IMPÉRATIF PERVERS Eric Marty prolonge aujourd'hui sa réflexion en deux directions. D'une part, afin de savoir comment la "canonisation" de Genet par Sartre "se révèle être, à la lettre, la production d'un tabou, au sens structural du terme". Cette "transaction" isole Genet, "sujet hétérogène", dont l'antisémitisme "devait être accepté comme un mal nécessaire, mais secondaire". L'auteur étudie ensuite la nature des prises de position politiques de Genet et le "malentendu" qui en est, non pas la conséquence, mais l'origine. L'écrivain fut non pas la "victime", mais "l'agent actif", conduit par un impératif pervers. Marty fait prévaloir la "logique poétique" contre une vaine "lecture moralisatrice".
Dans Journal du voleur (1948), Genet raconte qu'à Mettray, la colonie pénitentiaire de Touraine où il fut placé en septembre 1926 (né en décembre 1910, il n'avait pas 16 ans), il s'était inventé une "rigoureuse discipline" : "A chaque accusation portée contre moi, fût-elle injuste, du fond du coeur je répondrai oui. A peine avais-je prononcé ce mot - ou la phrase qui le signifiait - en moi-même, je sentais le besoin de devenir ce qu'on m'avait accusé d'être." Et dans la même page, il s'approprie tous les chefs d'accusation : "Je me reconnaissais le lâche, le traître, le voleur, le pédé qu'on voyait en moi." Dans cette inversion des valeurs, c'est toute la mythologie et la métaphysique de Genet qui s'expriment.
Le Journal du voleur vient conclure l'oeuvre romanesque de Genet. En mars 1944, grâce à Cocteau, il sort de prison, où des chapardages minimes - le vol d'une édition rare de Verlaine ! - l'avaient conduit. De justesse : sous l'Occupation, il risquait la déportation. En mai, il fait la connaissance de Sartre. En août, Jean Decarnin, qui fut son grand amour, meurt lors de la libération de Paris ; Genet écrit alors Pompes funèbres, dédié à l'amant. Ce roman exalte, d'une manière profondément choquante, les vertus viriles des soldats nazis et campe Hitler en créature onirique, incarnation du Mal désirable..

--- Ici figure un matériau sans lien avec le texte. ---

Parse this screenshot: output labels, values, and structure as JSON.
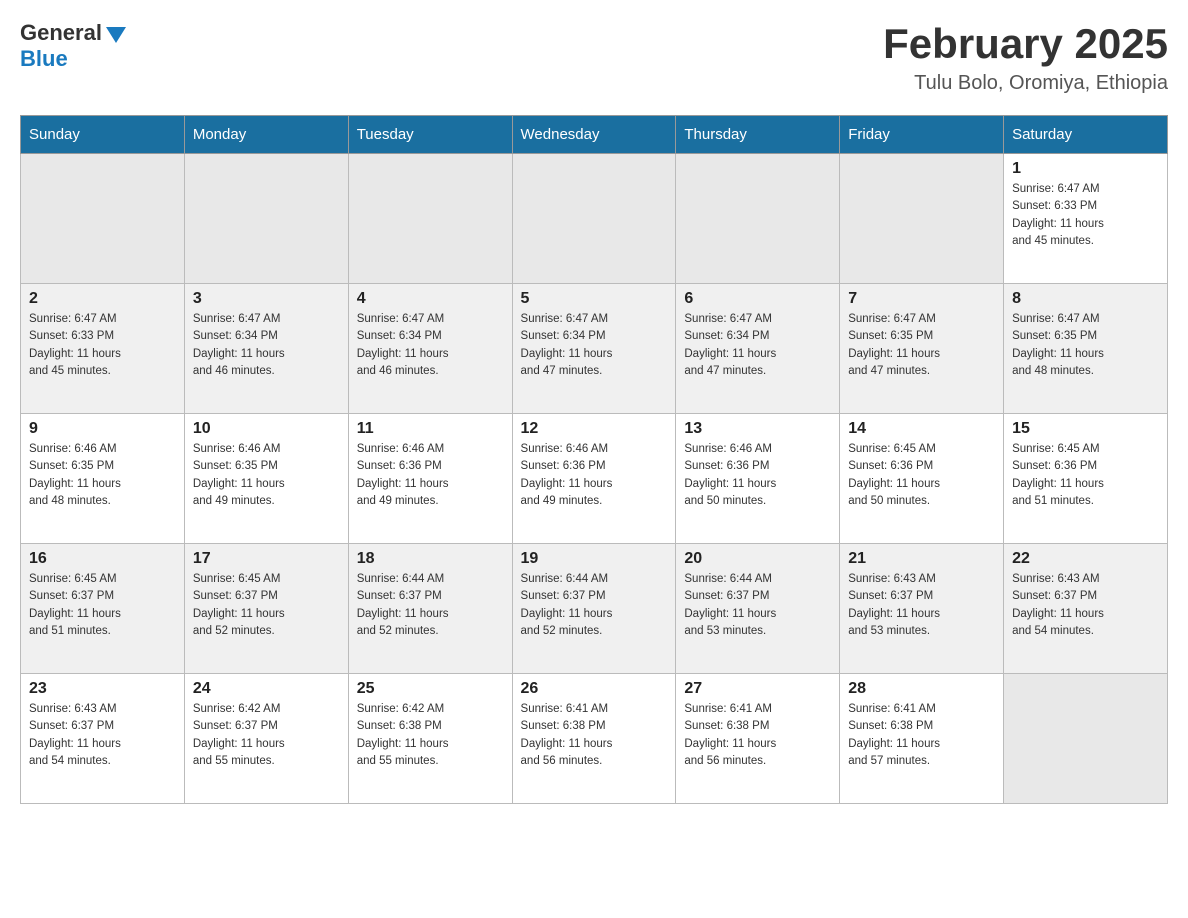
{
  "header": {
    "logo_general": "General",
    "logo_blue": "Blue",
    "month_title": "February 2025",
    "location": "Tulu Bolo, Oromiya, Ethiopia"
  },
  "weekdays": [
    "Sunday",
    "Monday",
    "Tuesday",
    "Wednesday",
    "Thursday",
    "Friday",
    "Saturday"
  ],
  "weeks": [
    [
      {
        "day": "",
        "info": ""
      },
      {
        "day": "",
        "info": ""
      },
      {
        "day": "",
        "info": ""
      },
      {
        "day": "",
        "info": ""
      },
      {
        "day": "",
        "info": ""
      },
      {
        "day": "",
        "info": ""
      },
      {
        "day": "1",
        "info": "Sunrise: 6:47 AM\nSunset: 6:33 PM\nDaylight: 11 hours\nand 45 minutes."
      }
    ],
    [
      {
        "day": "2",
        "info": "Sunrise: 6:47 AM\nSunset: 6:33 PM\nDaylight: 11 hours\nand 45 minutes."
      },
      {
        "day": "3",
        "info": "Sunrise: 6:47 AM\nSunset: 6:34 PM\nDaylight: 11 hours\nand 46 minutes."
      },
      {
        "day": "4",
        "info": "Sunrise: 6:47 AM\nSunset: 6:34 PM\nDaylight: 11 hours\nand 46 minutes."
      },
      {
        "day": "5",
        "info": "Sunrise: 6:47 AM\nSunset: 6:34 PM\nDaylight: 11 hours\nand 47 minutes."
      },
      {
        "day": "6",
        "info": "Sunrise: 6:47 AM\nSunset: 6:34 PM\nDaylight: 11 hours\nand 47 minutes."
      },
      {
        "day": "7",
        "info": "Sunrise: 6:47 AM\nSunset: 6:35 PM\nDaylight: 11 hours\nand 47 minutes."
      },
      {
        "day": "8",
        "info": "Sunrise: 6:47 AM\nSunset: 6:35 PM\nDaylight: 11 hours\nand 48 minutes."
      }
    ],
    [
      {
        "day": "9",
        "info": "Sunrise: 6:46 AM\nSunset: 6:35 PM\nDaylight: 11 hours\nand 48 minutes."
      },
      {
        "day": "10",
        "info": "Sunrise: 6:46 AM\nSunset: 6:35 PM\nDaylight: 11 hours\nand 49 minutes."
      },
      {
        "day": "11",
        "info": "Sunrise: 6:46 AM\nSunset: 6:36 PM\nDaylight: 11 hours\nand 49 minutes."
      },
      {
        "day": "12",
        "info": "Sunrise: 6:46 AM\nSunset: 6:36 PM\nDaylight: 11 hours\nand 49 minutes."
      },
      {
        "day": "13",
        "info": "Sunrise: 6:46 AM\nSunset: 6:36 PM\nDaylight: 11 hours\nand 50 minutes."
      },
      {
        "day": "14",
        "info": "Sunrise: 6:45 AM\nSunset: 6:36 PM\nDaylight: 11 hours\nand 50 minutes."
      },
      {
        "day": "15",
        "info": "Sunrise: 6:45 AM\nSunset: 6:36 PM\nDaylight: 11 hours\nand 51 minutes."
      }
    ],
    [
      {
        "day": "16",
        "info": "Sunrise: 6:45 AM\nSunset: 6:37 PM\nDaylight: 11 hours\nand 51 minutes."
      },
      {
        "day": "17",
        "info": "Sunrise: 6:45 AM\nSunset: 6:37 PM\nDaylight: 11 hours\nand 52 minutes."
      },
      {
        "day": "18",
        "info": "Sunrise: 6:44 AM\nSunset: 6:37 PM\nDaylight: 11 hours\nand 52 minutes."
      },
      {
        "day": "19",
        "info": "Sunrise: 6:44 AM\nSunset: 6:37 PM\nDaylight: 11 hours\nand 52 minutes."
      },
      {
        "day": "20",
        "info": "Sunrise: 6:44 AM\nSunset: 6:37 PM\nDaylight: 11 hours\nand 53 minutes."
      },
      {
        "day": "21",
        "info": "Sunrise: 6:43 AM\nSunset: 6:37 PM\nDaylight: 11 hours\nand 53 minutes."
      },
      {
        "day": "22",
        "info": "Sunrise: 6:43 AM\nSunset: 6:37 PM\nDaylight: 11 hours\nand 54 minutes."
      }
    ],
    [
      {
        "day": "23",
        "info": "Sunrise: 6:43 AM\nSunset: 6:37 PM\nDaylight: 11 hours\nand 54 minutes."
      },
      {
        "day": "24",
        "info": "Sunrise: 6:42 AM\nSunset: 6:37 PM\nDaylight: 11 hours\nand 55 minutes."
      },
      {
        "day": "25",
        "info": "Sunrise: 6:42 AM\nSunset: 6:38 PM\nDaylight: 11 hours\nand 55 minutes."
      },
      {
        "day": "26",
        "info": "Sunrise: 6:41 AM\nSunset: 6:38 PM\nDaylight: 11 hours\nand 56 minutes."
      },
      {
        "day": "27",
        "info": "Sunrise: 6:41 AM\nSunset: 6:38 PM\nDaylight: 11 hours\nand 56 minutes."
      },
      {
        "day": "28",
        "info": "Sunrise: 6:41 AM\nSunset: 6:38 PM\nDaylight: 11 hours\nand 57 minutes."
      },
      {
        "day": "",
        "info": ""
      }
    ]
  ]
}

Une activité littéraire intense et concentrée sur les années de la guerre et sur celles qui ont immédiatement suivi apportent à Genet une reconnaissance rapide. En 1949, tandis qu'une pétition d'écrivains lui obtient la grâce du président Auriol, Gallimard décide de publier ses Œuvres complètes. En 1952, le premier volume sort : c'est la fameuse, l'énorme préface de Sartre, dont parlait Eric Marty, qui bombarde Genet, avec une confondante intelligence, "saint", "comédien" et "martyr". L'écrivain encaisse le coup. Il racontera, en 1964 : "J'ai été pris par une sorte de nausée, parce que je me suis vu mis à nu, et par un autre que moi-même..."

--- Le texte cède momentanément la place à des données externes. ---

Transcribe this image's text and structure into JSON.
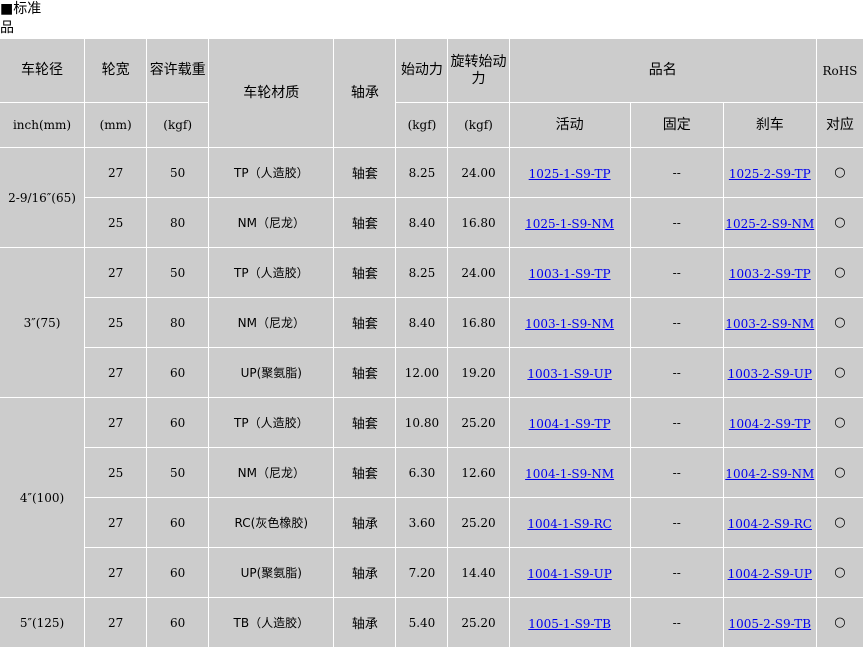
{
  "heading": {
    "marker": "■",
    "line1": "标准",
    "line2": "品"
  },
  "header": {
    "diameter": "车轮径",
    "diameter_unit": "inch(mm)",
    "width": "轮宽",
    "width_unit": "(mm)",
    "load": "容许载重",
    "load_unit": "(kgf)",
    "material": "车轮材质",
    "bearing": "轴承",
    "start_force": "始动力",
    "start_force_unit": "(kgf)",
    "rotate_force": "旋转始动力",
    "rotate_force_unit": "(kgf)",
    "product_name": "品名",
    "swivel": "活动",
    "fixed": "固定",
    "brake": "刹车",
    "rohs": "RoHS",
    "rohs_sub": "对应"
  },
  "groups": [
    {
      "diameter": "2-9/16″(65)",
      "rows": [
        {
          "width": "27",
          "load": "50",
          "material": "TP（人造胶）",
          "bearing": "轴套",
          "start": "8.25",
          "rotate": "24.00",
          "swivel": "1025-1-S9-TP",
          "fixed": "--",
          "brake": "1025-2-S9-TP",
          "rohs": "○"
        },
        {
          "width": "25",
          "load": "80",
          "material": "NM（尼龙）",
          "bearing": "轴套",
          "start": "8.40",
          "rotate": "16.80",
          "swivel": "1025-1-S9-NM",
          "fixed": "--",
          "brake": "1025-2-S9-NM",
          "rohs": "○"
        }
      ]
    },
    {
      "diameter": "3″(75)",
      "rows": [
        {
          "width": "27",
          "load": "50",
          "material": "TP（人造胶）",
          "bearing": "轴套",
          "start": "8.25",
          "rotate": "24.00",
          "swivel": "1003-1-S9-TP",
          "fixed": "--",
          "brake": "1003-2-S9-TP",
          "rohs": "○"
        },
        {
          "width": "25",
          "load": "80",
          "material": "NM（尼龙）",
          "bearing": "轴套",
          "start": "8.40",
          "rotate": "16.80",
          "swivel": "1003-1-S9-NM",
          "fixed": "--",
          "brake": "1003-2-S9-NM",
          "rohs": "○"
        },
        {
          "width": "27",
          "load": "60",
          "material": "UP(聚氨脂)",
          "bearing": "轴套",
          "start": "12.00",
          "rotate": "19.20",
          "swivel": "1003-1-S9-UP",
          "fixed": "--",
          "brake": "1003-2-S9-UP",
          "rohs": "○"
        }
      ]
    },
    {
      "diameter": "4″(100)",
      "rows": [
        {
          "width": "27",
          "load": "60",
          "material": "TP（人造胶）",
          "bearing": "轴套",
          "start": "10.80",
          "rotate": "25.20",
          "swivel": "1004-1-S9-TP",
          "fixed": "--",
          "brake": "1004-2-S9-TP",
          "rohs": "○"
        },
        {
          "width": "25",
          "load": "50",
          "material": "NM（尼龙）",
          "bearing": "轴套",
          "start": "6.30",
          "rotate": "12.60",
          "swivel": "1004-1-S9-NM",
          "fixed": "--",
          "brake": "1004-2-S9-NM",
          "rohs": "○"
        },
        {
          "width": "27",
          "load": "60",
          "material": "RC(灰色橡胶)",
          "bearing": "轴承",
          "start": "3.60",
          "rotate": "25.20",
          "swivel": "1004-1-S9-RC",
          "fixed": "--",
          "brake": "1004-2-S9-RC",
          "rohs": "○"
        },
        {
          "width": "27",
          "load": "60",
          "material": "UP(聚氨脂)",
          "bearing": "轴承",
          "start": "7.20",
          "rotate": "14.40",
          "swivel": "1004-1-S9-UP",
          "fixed": "--",
          "brake": "1004-2-S9-UP",
          "rohs": "○"
        }
      ]
    },
    {
      "diameter": "5″(125)",
      "rows": [
        {
          "width": "27",
          "load": "60",
          "material": "TB（人造胶）",
          "bearing": "轴承",
          "start": "5.40",
          "rotate": "25.20",
          "swivel": "1005-1-S9-TB",
          "fixed": "--",
          "brake": "1005-2-S9-TB",
          "rohs": "○"
        }
      ]
    }
  ]
}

Après les grandes oeuvres dramatiques de la fin des années 1950, après la guerre d'Algérie (il refuse de signer le Manifeste des 121 pour le droit à l'insoumission) et Mai 68, apparaît Le Dernier Genet (2), le Genet politique qui se dépense sans compter en faveur des Black Panthers américains, puis des Palestiniens. Dans Un captif amoureux, son dernier livre, qui paraît en mai 1986, un mois après sa mort, on lit cette note : "... le condamné voudrait encore décider seul du sens de ce que fut sa vie - écoulé sur fond de nuit qu'il voulait épaissir non illuminer." Toujours cette même opacité, cet interdit - qu'il est toujours aussi urgent de transgresser.
(1) Jean Genet, post-scriptum (Verdier, 122 p., 11,50 euros).
(2) Titre de l'essai, en défense, d'Hadrien Laroche, (Seuil, 1997).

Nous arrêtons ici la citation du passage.